Primary Care First (PCF)
The two models categorized under PCF are aimed at relieving strained hospital resources and improving health outcomes through primary care. Both aim to more adequately reward PCPs through performance-based payment adjustments as an effective way to reduce the overuse of hospitals for health care needs.
- Primary Care First (PCF): The general PCF model will test whether risk- and performance-based payments for PCPs will reduce Medicare expenditures while preserving or improving quality of care. Under this option, payment will be provided to an advanced primary care site based on the size of its patient population (on top of a flat primary care visit fee), and adjusted based on performance within “easily understood, actionable outcomes,” according to CMS. The performance-based adjustment represents a potential quarterly upside of up to 50 percent of revenue as well as a potential small downside (10 percent of revenue).

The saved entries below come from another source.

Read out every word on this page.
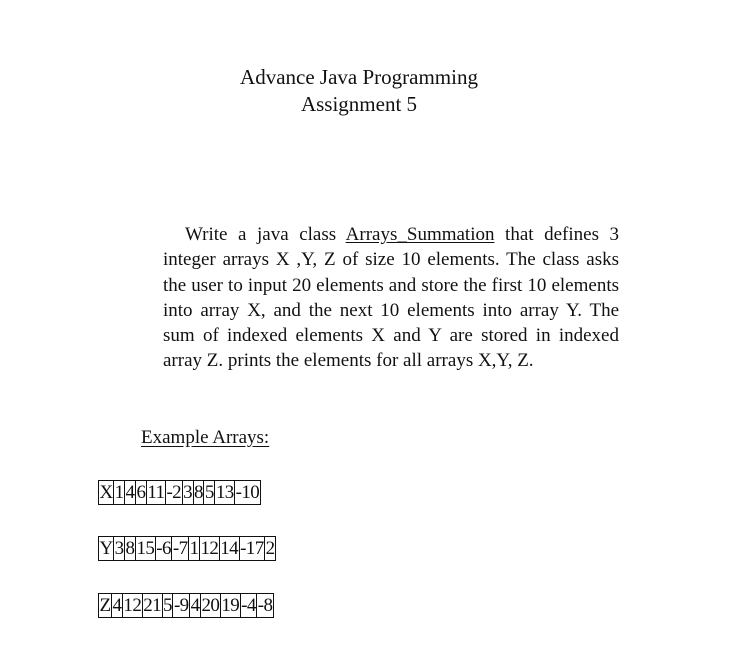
Advance Java Programming
Assignment 5
Write a java class Arrays_Summation that defines 3 integer arrays X ,Y, Z of size 10 elements. The class asks the user to input 20 elements and store the first 10 elements into array X, and the next 10 elements into array Y. The sum of indexed elements X and Y are stored in indexed array Z. prints the elements for all arrays X,Y, Z.
Example Arrays:
X	1	4	6	11	-2	3	8	5	13	-10
Y	3	8	15	-6	-7	1	12	14	-17	2
Z	4	12	21	5	-9	4	20	19	-4	-8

- Primary Care First (PCF) – High Need Populations: In addition to the general PCF model, the Primary Cares Initiative includes a payment model specifically geared toward practices specializing in care for high-need patient populations. This includes patients with chronic care needs and a group the model refers to as seriously ill populations (SIP). This payment model creates an option for high-need patients without a primary care physician to receive care from a participating practice if the patient indicates interest.
Direct Contracting
The Direct Contracting path includes a pair of risk-sharing payment models, both voluntary, along with a third payment model for which CMS is seeking public input. Like the PCF models, these models aim to reward those providing more efficient, high-quality care. However, these models are geared toward organizations with experience serving broader patient populations rather than individual primary care practices. The three models are:
- Direct Contracting – Global Population-Based Payment (PBP): Participants in the Global model will take on the full share of risk. While they will be responsible for 100% of losses, they would also be eligible for to retain 100 percent of any savings achieved on the total cost of care for aligned beneficiaries.

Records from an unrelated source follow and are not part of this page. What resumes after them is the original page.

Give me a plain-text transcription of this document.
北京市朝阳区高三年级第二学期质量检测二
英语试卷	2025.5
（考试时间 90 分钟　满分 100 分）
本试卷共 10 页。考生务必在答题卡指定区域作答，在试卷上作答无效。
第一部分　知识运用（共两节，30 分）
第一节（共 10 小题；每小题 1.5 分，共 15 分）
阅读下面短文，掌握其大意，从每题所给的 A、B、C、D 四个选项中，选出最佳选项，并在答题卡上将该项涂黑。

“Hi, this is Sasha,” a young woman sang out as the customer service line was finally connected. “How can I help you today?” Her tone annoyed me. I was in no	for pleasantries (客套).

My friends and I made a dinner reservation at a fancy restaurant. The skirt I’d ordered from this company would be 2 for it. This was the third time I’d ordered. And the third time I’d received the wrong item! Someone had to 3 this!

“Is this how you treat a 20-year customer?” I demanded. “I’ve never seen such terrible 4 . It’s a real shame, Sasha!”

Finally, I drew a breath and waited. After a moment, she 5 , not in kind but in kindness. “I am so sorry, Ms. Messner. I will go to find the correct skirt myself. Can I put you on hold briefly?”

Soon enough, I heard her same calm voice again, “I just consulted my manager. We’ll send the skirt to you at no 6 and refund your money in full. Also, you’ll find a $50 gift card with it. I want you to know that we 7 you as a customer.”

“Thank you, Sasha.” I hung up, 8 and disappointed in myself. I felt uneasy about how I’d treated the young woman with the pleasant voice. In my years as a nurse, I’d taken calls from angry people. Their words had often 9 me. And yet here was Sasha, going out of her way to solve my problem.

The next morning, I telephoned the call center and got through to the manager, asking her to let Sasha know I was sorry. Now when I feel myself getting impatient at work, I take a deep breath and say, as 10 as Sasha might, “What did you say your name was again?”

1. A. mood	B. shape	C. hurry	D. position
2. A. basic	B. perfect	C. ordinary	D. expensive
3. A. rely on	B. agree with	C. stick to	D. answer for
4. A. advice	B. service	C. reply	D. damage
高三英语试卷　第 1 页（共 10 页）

- Direct Contracting – Professional PBP: Under the Professional model, participants will retain 50% of savings or incur 50% of losses accrued on the total cost of care for aligned beneficiaries.
- Direct Contracting – Geographic PBP: The Geographic model is similar to the Global model, but with an important caveat: Participants would accrue 100 percent of savings or losses on the total cost of care, but only for aligned beneficiaries within a target region. The stated aim for this model is to drive accountability to a local level so that communities can develop strategies tailored to more individualized needs; however, CMS is still seeking input on this model.

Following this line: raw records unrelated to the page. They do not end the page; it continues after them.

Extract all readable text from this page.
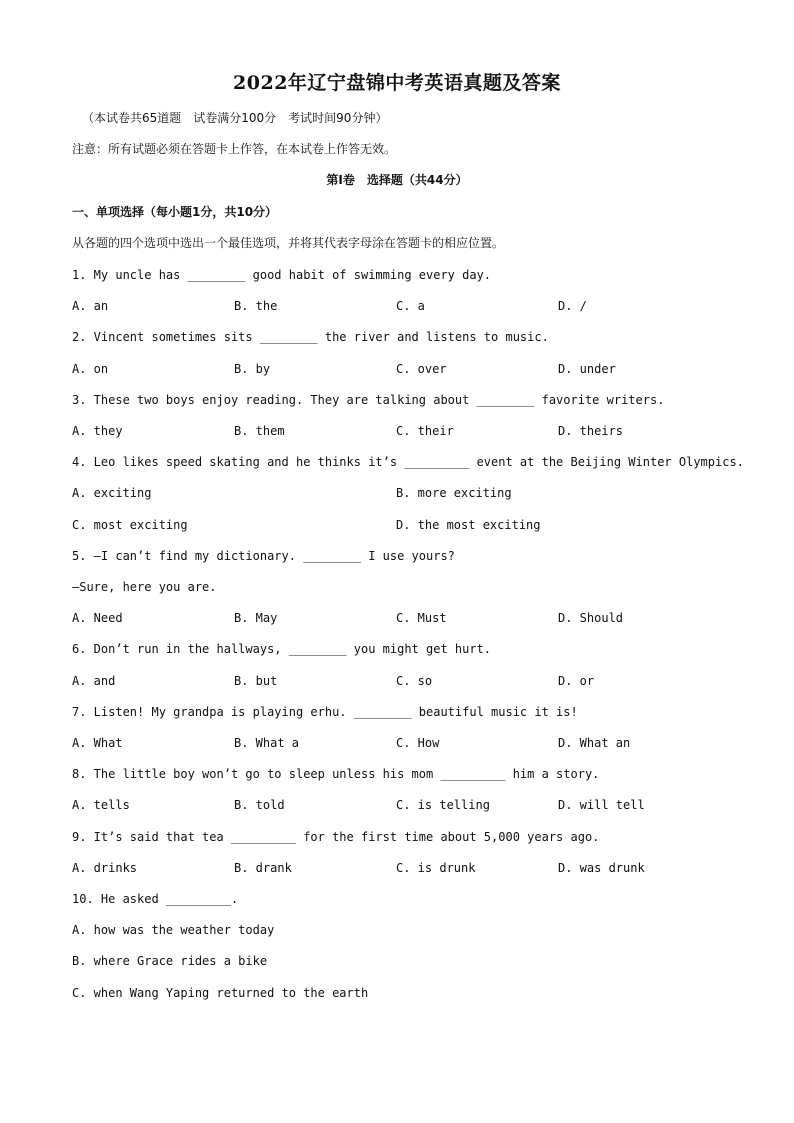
2022年辽宁盘锦中考英语真题及答案
（本试卷共65道题　试卷满分100分　考试时间90分钟）
注意：所有试题必须在答题卡上作答，在本试卷上作答无效。
第Ⅰ卷　选择题（共44分）
一、单项选择（每小题1分，共10分）
从各题的四个选项中选出一个最佳选项，并将其代表字母涂在答题卡的相应位置。
1. My uncle has ________ good habit of swimming every day.
A. an	B. the	C. a	D. /
2. Vincent sometimes sits ________ the river and listens to music.
A. on	B. by	C. over	D. under
3. These two boys enjoy reading. They are talking about ________ favorite writers.
A. they	B. them	C. their	D. theirs
4. Leo likes speed skating and he thinks it’s _________ event at the Beijing Winter Olympics.
A. exciting	B. more exciting
C. most exciting	D. the most exciting
5. —I can’t find my dictionary. ________ I use yours?
—Sure, here you are.
A. Need	B. May	C. Must	D. Should
6. Don’t run in the hallways, ________ you might get hurt.
A. and	B. but	C. so	D. or
7. Listen! My grandpa is playing erhu. ________ beautiful music it is!
A. What	B. What a	C. How	D. What an
8. The little boy won’t go to sleep unless his mom _________ him a story.
A. tells	B. told	C. is telling	D. will tell
9. It’s said that tea _________ for the first time about 5,000 years ago.
A. drinks	B. drank	C. is drunk	D. was drunk
10. He asked _________.
A. how was the weather today
B. where Grace rides a bike
C. when Wang Yaping returned to the earth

Additional health care initiatives strengthening primary care
As an entry point within the health care system emphasizing population health and management of chronic illness, primary care is an ideal means for improving our health care system on many fronts including access, cost of care, and quality of health care services.
Programs such as the Patient-Centered Medical Home (PCMH), the Comprehensive Primary Care (CPC+) program, and Medicare Advantage Value-Based Insurance Design (VBID) give health care stakeholders the means to promote triple and quadruple goals of allocating resources more efficiently. In addition to improving health outcomes and improving the experience of all individuals involved—including both physicians and patients.
Conclusion
The Primary Cares Initiative represents not just a single push to improve the health care system as a whole through primary care, but an overarching drive to do so via many initiatives and programs. Bringing more practices on board with initiatives such as the PCMH, CPC+, innovation within Medicare Advantage, and the Primary Cares Initiative will undoubtedly solidify the success of these and future programs, as stakeholders and policymakers come to a greater understanding of how to incentivize and create a path toward improved health care outcomes.